Shoppers can take steps to make their homes less appealing targets.
Some giveaways can include “cars that don’t move, if you’re leaving lights and electronics on and off at the same time every day — like that porch light when you’re on vacation is now a signal that you’re probably on vacation because it never goes off,” Edwards described.
So what should you do to avoid falling victim to a porch pirate? Edwards has these tips:
- Sign up for delivery alerts so you know how far away your package is and when it’s at your home.
- Require signature at delivery so your package won’t be left unattended on the porch.
- Make sure your porch area is well-lit.
- Security cameras may help, as well.
“I do think [security cameras have] become less of a deterrent because they are so ubiquitous.
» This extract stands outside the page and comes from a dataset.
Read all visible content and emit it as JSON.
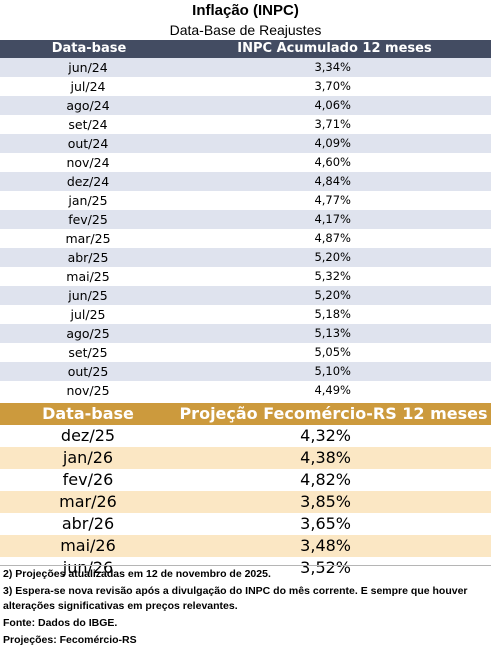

People notice them and they sort of put up their hood, pull down their cap, throw on big sunglasses, and they do it anyway. Which is why I like innovative companies that are coming up with more proactive measures, so it’s something that catches them off guard,” Edwards said.
Shoppers may want to invest in a camera that has other features like loud sounds, prerecorded messages, and strobe lights.
“What we’ve seen in clip after clip where these cameras are in play is the package thief gets startled, they look around, and they run off without the packages,” Edwards said.
Porch pirates cost Americans $19 billion last year. Edwards says it’s unlikely that porch pirates will be caught or that victims will get their taken items back. If you are a victim, your best chance to get the items that were taken is through the retailer where you bought them.